Imprensa é oposição. O resto é armazém de secos e molhados."

(Millôr Fernandes)

segunda-feira, 30 de setembro de 2013

Eu não compactuo com a satanização de Joaquim Barbosa

Segunda, 30 de setembro de 2013
Por Celso Lungaretti
Blog Náufrago da Utopia

Detesto a satanização e os linchamentos morais orquestrados, que tinham ido para a lixeira da História juntamente com o cadáver fedorento do stalinismo, mas a pior parte da esquerda exumou na era da internet. Quem disse que Goebbels não influenciou também o nosso lado?

O caso de Joaquim Barbosa é emblemático. Ministro do Supremo Tribunal Federal que, em quase todos os temas, tem sempre assumido posições próximas às nossas (é sensível à justiça social e contrário aos abusos e privilégios dos poderosos), foi erigido em grande vilão pela rede virtual petista e seus satélites, em função da forma como relatou o processo do  mensalão.

Isto seria aceitável se o criticassem apenas e tão somente pelo que lhes faz doer os calos. Mas não, transformam-no num espantalho, atribuindo-lhe um reacionarismo que nunca teve e até projetos políticos que jamais professou.

O grande truque do diabo é fingir que não existem homens de esquerda indignados com tudo aquilo que o  mensalão  representa: o recurso às mesmas maracutaias dos políticos tradicionais, para garantir a governabilidade exatamente da mesma maneira: subornando parlamentares. 

Ademais, tais práticas desmoralizantes foram adotadas para o governo ganhar votações que não fizeram verdadeiramente avançar a revolução brasileira. O PT, há mais de uma década, vem apenas gerenciando o capitalismo para os capitalistas. Valeu a pena pagar um preço tão alto por tão pouco? E quem se indigna com isto, como Barbosa, é necessariamente um direitista?  

Na semana passada, quando a correspondente de O Estado de S. Paulo em Washington foi detida na Universidade de Yale, houve até quem acusasse triunfalmente Barbosa de haver sido responsável pela ação policial, baseado unicamente em conjeturas. 

Não faz tanto tempo que Barbosa era louvado pela esquerda
Nota da universidade, contudo, esclareceu que Claudia Trevisan, mesmo sabendo que estava proibida a presença de repórteres no seminário do qual Barbosa iria participar, tentou driblar os seguranças. Mas foi pilhada e, quando perguntaram o que fazia naquela ala, mentiu: disse que estava procurando um amigo com o qual marcara encontro.

Ora, sendo os estadunidenses tão paranóicos em relação a atentados terroristas, é de estranhar-se que a tenham prendido e algemado? 

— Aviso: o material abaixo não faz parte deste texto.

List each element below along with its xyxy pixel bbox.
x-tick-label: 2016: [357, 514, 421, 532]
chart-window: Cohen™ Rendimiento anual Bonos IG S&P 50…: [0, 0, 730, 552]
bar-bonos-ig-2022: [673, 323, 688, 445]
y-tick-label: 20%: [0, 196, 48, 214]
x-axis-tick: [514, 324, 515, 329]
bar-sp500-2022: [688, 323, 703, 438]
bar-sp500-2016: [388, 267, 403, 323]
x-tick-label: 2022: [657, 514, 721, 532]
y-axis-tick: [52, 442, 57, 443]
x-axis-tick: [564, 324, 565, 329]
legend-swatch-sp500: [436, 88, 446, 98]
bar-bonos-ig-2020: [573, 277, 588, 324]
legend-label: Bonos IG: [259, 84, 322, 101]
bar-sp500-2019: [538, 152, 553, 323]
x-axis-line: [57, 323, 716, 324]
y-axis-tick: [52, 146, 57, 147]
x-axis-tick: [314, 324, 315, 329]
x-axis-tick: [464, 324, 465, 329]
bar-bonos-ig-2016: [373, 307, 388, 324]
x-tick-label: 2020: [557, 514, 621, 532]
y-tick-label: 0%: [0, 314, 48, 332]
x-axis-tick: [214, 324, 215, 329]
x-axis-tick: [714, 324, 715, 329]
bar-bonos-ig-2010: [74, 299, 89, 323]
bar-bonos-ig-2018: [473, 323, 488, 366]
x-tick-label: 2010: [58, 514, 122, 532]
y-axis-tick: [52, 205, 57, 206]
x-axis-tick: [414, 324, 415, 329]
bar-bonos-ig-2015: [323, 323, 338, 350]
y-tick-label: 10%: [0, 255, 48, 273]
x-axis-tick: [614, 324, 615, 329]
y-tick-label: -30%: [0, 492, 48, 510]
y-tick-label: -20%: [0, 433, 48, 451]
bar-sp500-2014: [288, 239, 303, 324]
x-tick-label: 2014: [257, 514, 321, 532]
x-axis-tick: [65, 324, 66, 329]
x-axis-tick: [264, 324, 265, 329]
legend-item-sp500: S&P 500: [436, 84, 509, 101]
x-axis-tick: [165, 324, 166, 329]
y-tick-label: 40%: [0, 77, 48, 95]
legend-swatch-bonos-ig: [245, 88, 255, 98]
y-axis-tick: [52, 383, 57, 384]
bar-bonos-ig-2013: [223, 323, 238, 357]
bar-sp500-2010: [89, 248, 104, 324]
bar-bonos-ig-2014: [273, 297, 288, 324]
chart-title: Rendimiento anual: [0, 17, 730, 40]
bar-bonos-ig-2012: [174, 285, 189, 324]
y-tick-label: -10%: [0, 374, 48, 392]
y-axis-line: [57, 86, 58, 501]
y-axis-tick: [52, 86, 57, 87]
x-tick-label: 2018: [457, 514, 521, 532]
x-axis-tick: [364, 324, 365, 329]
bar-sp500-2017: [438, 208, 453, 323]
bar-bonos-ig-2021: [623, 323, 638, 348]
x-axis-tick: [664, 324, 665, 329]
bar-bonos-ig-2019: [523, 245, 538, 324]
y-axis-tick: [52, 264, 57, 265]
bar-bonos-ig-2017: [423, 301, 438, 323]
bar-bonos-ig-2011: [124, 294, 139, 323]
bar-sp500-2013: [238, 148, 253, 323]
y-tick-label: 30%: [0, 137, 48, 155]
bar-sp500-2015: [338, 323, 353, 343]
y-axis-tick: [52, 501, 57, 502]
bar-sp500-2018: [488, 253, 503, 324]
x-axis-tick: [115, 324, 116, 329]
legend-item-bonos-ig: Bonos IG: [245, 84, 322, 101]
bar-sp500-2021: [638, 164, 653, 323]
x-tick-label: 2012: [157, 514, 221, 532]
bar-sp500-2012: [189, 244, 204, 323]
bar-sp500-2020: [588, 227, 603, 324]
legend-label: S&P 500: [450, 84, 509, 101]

Mesmo cá na  patriamada, infinitamente mais tolerante, em minha atuação jornalística eu sempre evitei recorrer a falsidades para furar tais bloqueios. Nunca os aceitei passivamente, mas utilizava estratagemas como o de buscar atalhos que não passassem por portarias ou o de empinar o nariz e entrar com ares de poucos amigos, como se fosse uma autoridade com todo direito de estar lá. 

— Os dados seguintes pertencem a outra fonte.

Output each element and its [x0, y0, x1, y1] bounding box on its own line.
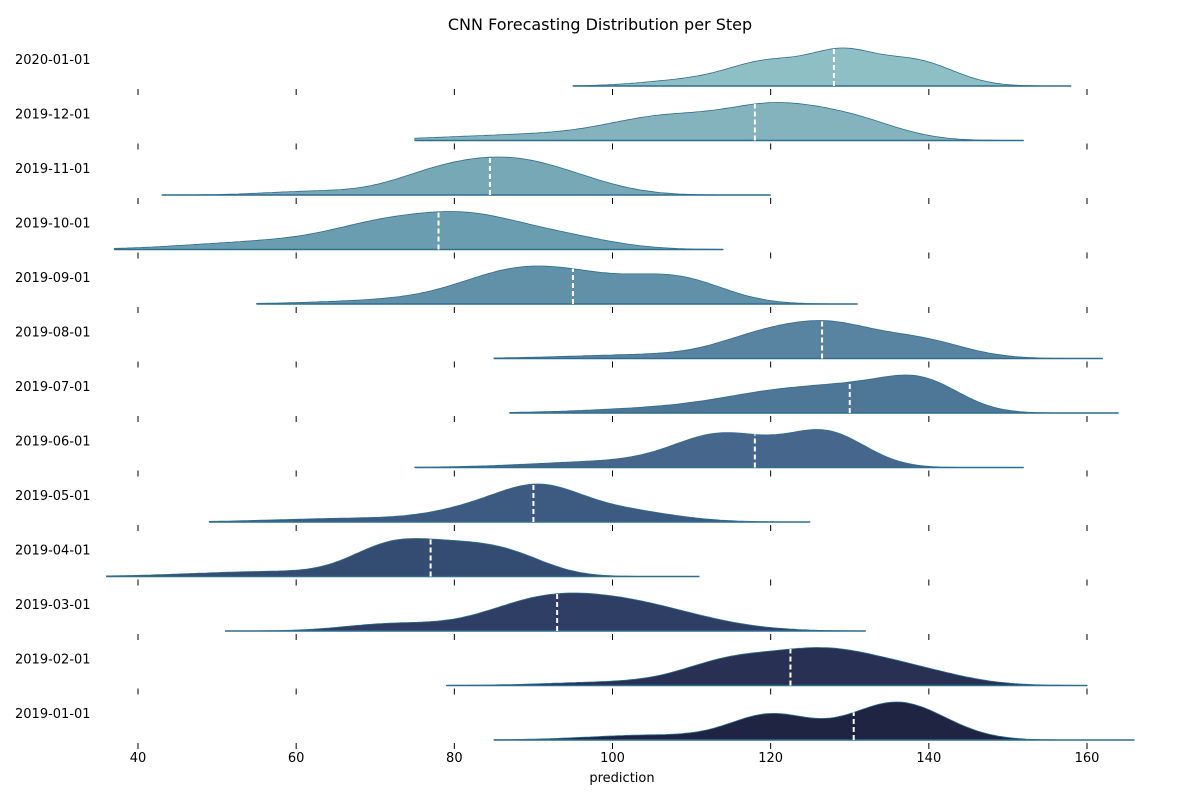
density-area	[225, 592, 866, 632]
row-label: 2019-10-01	[15, 217, 91, 232]
ridge-row: 2020-01-01	[15, 47, 1088, 95]
x-tick-label: 160	[1075, 751, 1100, 766]
density-area	[446, 647, 1088, 686]
density-area	[414, 429, 1024, 468]
ridge-row: 2019-05-01	[15, 483, 1088, 531]
row-label: 2019-07-01	[15, 380, 91, 395]
ridge-row: 2019-01-01	[15, 701, 1135, 749]
ridge-row: 2019-08-01	[15, 320, 1103, 368]
ridge-row: 2019-04-01	[15, 538, 1088, 586]
ridge-row: 2019-09-01	[15, 265, 1088, 313]
density-area	[572, 47, 1072, 87]
ridge-row: 2019-03-01	[15, 592, 1088, 640]
row-label: 2019-12-01	[15, 108, 91, 123]
ridge-row: 2019-12-01	[15, 102, 1088, 150]
density-area	[161, 156, 771, 196]
ridge-row: 2019-10-01	[15, 211, 1088, 259]
density-area	[509, 374, 1119, 414]
x-tick-label: 60	[288, 751, 305, 766]
row-label: 2019-01-01	[15, 707, 91, 722]
row-label: 2019-09-01	[15, 271, 91, 286]
density-area	[414, 102, 1024, 141]
ridge-row: 2019-11-01	[15, 156, 1088, 204]
density-area	[106, 538, 700, 577]
x-tick-label: 100	[600, 751, 625, 766]
row-label: 2019-06-01	[15, 435, 91, 450]
x-tick-label: 140	[916, 751, 941, 766]
density-area	[256, 265, 858, 305]
density-area	[208, 483, 811, 523]
density-area	[113, 211, 724, 250]
x-axis-ticks: 40 60 80 100 120 140 160	[130, 751, 1100, 766]
density-area	[493, 701, 1135, 741]
row-label: 2019-05-01	[15, 489, 91, 504]
row-label: 2019-04-01	[15, 544, 91, 559]
chart-title: CNN Forecasting Distribution per Step	[448, 15, 752, 34]
x-tick-label: 80	[446, 751, 463, 766]
ridge-row: 2019-07-01	[15, 374, 1119, 422]
ridge-rows: 2020-01-01 2019-12-01 2019-11-01 2019-10-01…	[15, 47, 1135, 749]
ridge-row: 2019-06-01	[15, 429, 1088, 477]
row-label: 2020-01-01	[15, 53, 91, 68]
row-label: 2019-02-01	[15, 653, 91, 668]
x-tick-label: 40	[130, 751, 147, 766]
density-area	[493, 320, 1103, 359]
row-label: 2019-03-01	[15, 598, 91, 613]
row-label: 2019-11-01	[15, 162, 91, 177]
x-tick-label: 120	[758, 751, 783, 766]
ridge-row: 2019-02-01	[15, 647, 1088, 695]
row-label: 2019-08-01	[15, 326, 91, 341]
x-axis-label: prediction	[589, 771, 654, 786]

Às vezes os porteiros e seguranças se deixavam intimidar e não questionavam a minha presença; quando, contudo, algum o fazia, eu revelava honestamente o meu propósito e acatava numa boa o convite para me retirar. 

Enfim, foi chato o constrangimento imposto à Trevisan, mas Barbosa não teve absolutamente nada a ver com isso. E, claro, a suspeição injusta repercutiu muito mais na internet do que a verdade do fato.

De Barbosa, sempre me lembrarei primeiramente de ele haver resistido com unhas e dentes aos inquisidores no Caso Battisti, posicionando-se contra a extradição em todas as votações.

Este sim era um caso que opunha, nitidamente, a direita e a esquerda --e Barbosa não teve dúvidas em colocar-se ao nosso lado.

No processo do  mensalão, nem de longe existe tal nitidez. E é uma covardia a desqualificação de Barbosa, extrapolando todos os limites do razoável e do verossímil. 

Eu não me omito: tenho a coragem de confrontar todos e quaisquer rolos compressores, sempre que eles estiverem destruindo reputações levianamente.